Saturday, August 13, 2016

Once more to the lake

There's a honkin' great SUV outside, a Jeep Cherokee that yours truly will be driving tomorrow, filled with family and mountains of stuff, to cottage country. It is one of my great regrets that we didn't have a cottage when my kids were growing up. We didn't have one during my own childhood because we travelled in the summer, and then with our kids - well, my husband was always very busy, and a cottage was just not my tradition, and certainly not his. But I've heard over and over about people's wonderful summer memories, family gatherings, board games, camp fires, water skiing, and I am sorry we did not provide that for our kids.

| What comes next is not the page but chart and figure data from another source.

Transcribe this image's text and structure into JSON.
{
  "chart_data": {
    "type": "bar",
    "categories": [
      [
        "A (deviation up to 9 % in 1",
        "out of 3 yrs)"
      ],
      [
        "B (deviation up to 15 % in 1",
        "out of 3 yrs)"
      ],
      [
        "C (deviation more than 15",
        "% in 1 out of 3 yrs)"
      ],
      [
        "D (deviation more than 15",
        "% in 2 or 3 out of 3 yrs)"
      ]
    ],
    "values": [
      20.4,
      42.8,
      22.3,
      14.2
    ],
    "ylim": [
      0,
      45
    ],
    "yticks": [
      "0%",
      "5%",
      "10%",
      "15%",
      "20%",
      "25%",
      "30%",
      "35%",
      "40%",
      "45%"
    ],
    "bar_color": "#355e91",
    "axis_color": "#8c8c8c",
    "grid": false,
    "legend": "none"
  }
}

So - I've rented a cottage for the first time from the friend of a friend, to see if this is a tradition I can provide for my grandchildren. It's apparently on a shallow lake, and I imagine the screen door banging, watching the kids splash, sitting by the lake with a glass of something as the sun sets. Anna and I have been texting back and forth all day - I needed to go pick up the car seats, did you pack the bandaids, should I bring the bug spray and pb or will you? We have enough equipment for a month.

Today is not an auspicious start - after a week of the most gruelling heat, today is still very hot but very wet, major downpours all day long. Please, God, do not rain on our week at the cottage. Being inside with two small energetic boys - well no, we'll just go and swim in the rain. But better not, if that's okay with You. Clouds are predicted. We'll take clouds. Pouring right now; good for the garden, not so much for small boys.

Sam will be here, and John, seeing to the house and the watering, especially the veggies. This year I am the queen of cucumbers. I am proud of my magnificent cukes.

Otherwise - my new office is terrific but I've done very little work in it. Had a drink with a student, who asked wistfully about my writing discipline - and I had to laugh. If I'd had a writing discipline, there would be more books. But I'll get back to the memoir when things settle. Yes I will. In the meantime - northward. To make memories.